Protective Disclaimers:

  • Access is limited to scopes explicitly authorized by the customer.
  • Callvy does not access unrelated emails or calendar content.
  • Any integration failures or API errors are outside Callvy’s liability.
  • Customers must ensure their use of integrations complies with third-party terms and privacy obligations.


47. B2B Positioning and Limitation of Liability


Callvy’s Privacy Policy is drafted primarily for B2B engagements:

  • Customers are the data controllers for end-user information.
  • Callvy acts as a data processor / service provider, not as an independent controller for most processed data.
  • Callvy provides tools and infrastructure; customers retain responsibility for legal compliance, call recording disclosure, TCPA adherence, and messaging consent.
  • Liability for misuse of AI outputs, unlawful communications, or breach of third-party terms rests with the customer, except where Callvy fails to implement contractual safeguards or security measures.


48. Reinforcement of AI, LLM, and Automated Processing Disclaimer


  • All AI, LLM, and voice outputs are probabilistic and may be incorrect.
  • Callvy does not guarantee correctness, accuracy, or suitability of AI-generated content for any specific legal, medical, financial, or professional purpose.
  • Customers may rely on AI outputs at their discretion. Callvy encourages human verification for critical decisions.
  • AI vendors and sub-processors process data under contract; Callvy retains ultimate control and limits use to service provision.
  • Callvy may update AI models or switch providers without notice.
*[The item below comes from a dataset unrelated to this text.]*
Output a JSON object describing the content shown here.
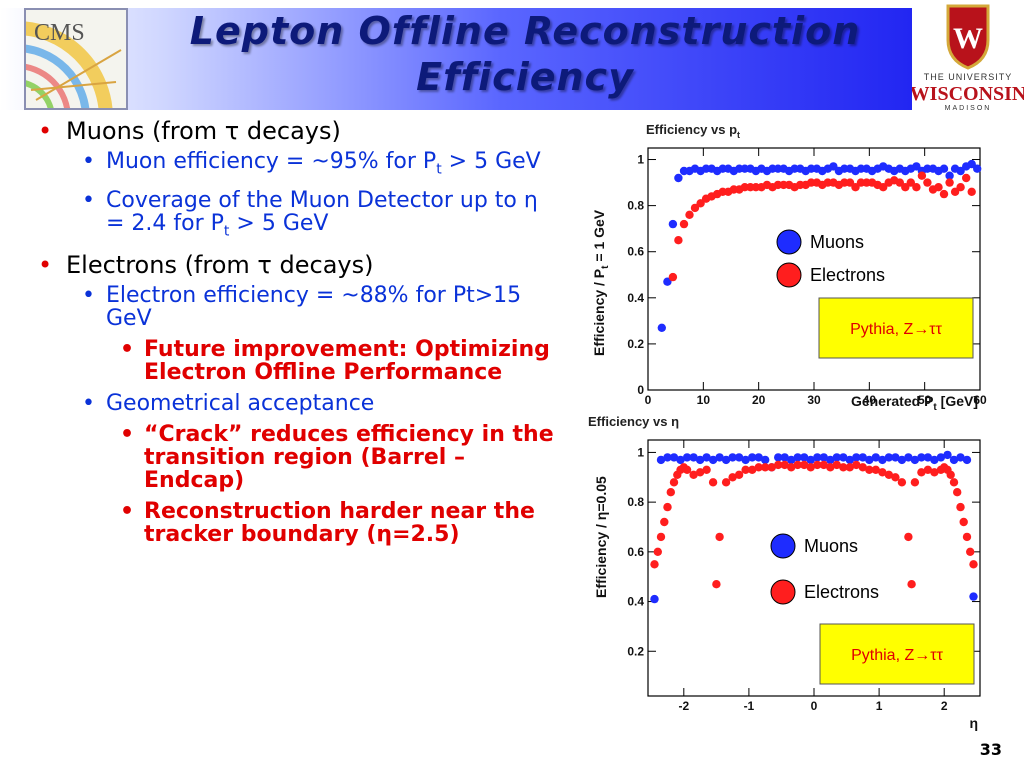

49. Residual and Indirect Risk Disclaimer


Despite comprehensive safeguards:

  • Data transmitted over networks may be intercepted.
  • AI outputs may misinterpret voice, context, or intent.
  • Third-party vendors may experience outages, delays, or misconfiguration.
  • Platform integrations may fail or result in incomplete data synchronization.
  • No security, AI, or telecommunication system is entirely risk-free.

By using Callvy, customers acknowledge these residual risks.



50. Changes, Updates, and Policy Acceptance


  • The Privacy Policy is updated periodically; the “Last Updated” date reflects the latest revision.
  • Customers are responsible for reviewing updates.
  • Continued use of Callvy after changes constitutes acceptance.
  • Callvy may provide additional notices via dashboard or email where required.


51. Contact Information (Reaffirmed)


For inquiries, requests, or complaints regarding data processing, privacy practices, or policy interpretation:

Email: admin@callvy.ai

All requests will be verified and processed consistent with contractual obligations and applicable law.



52. Final Legal Protective Summary


  • AI Disclosure: Probabilistic outputs, not professional advice.
  • Third-Party Vendor Disclosure: Sub-processors only process data for service delivery; Callvy controls contracts and limits use.
  • Telecom/Messaging Disclaimer: Customers responsible for TCPA, WhatsApp, SMS, and opt-in compliance.
  • B2B Controller-Processor Limitation: Customers control end-user data; Callvy provides tools under contract.
  • Data Retention & Deletion: Limited to operational necessity and legal requirements; backups may contain residual copies.
  • Security Safeguards: Industry-standard, but residual risks remain.
  • International Transfers: Data may be processed outside the U.S. with contractual safeguards.
  • Policy Acceptance: Continued platform use constitutes agreement.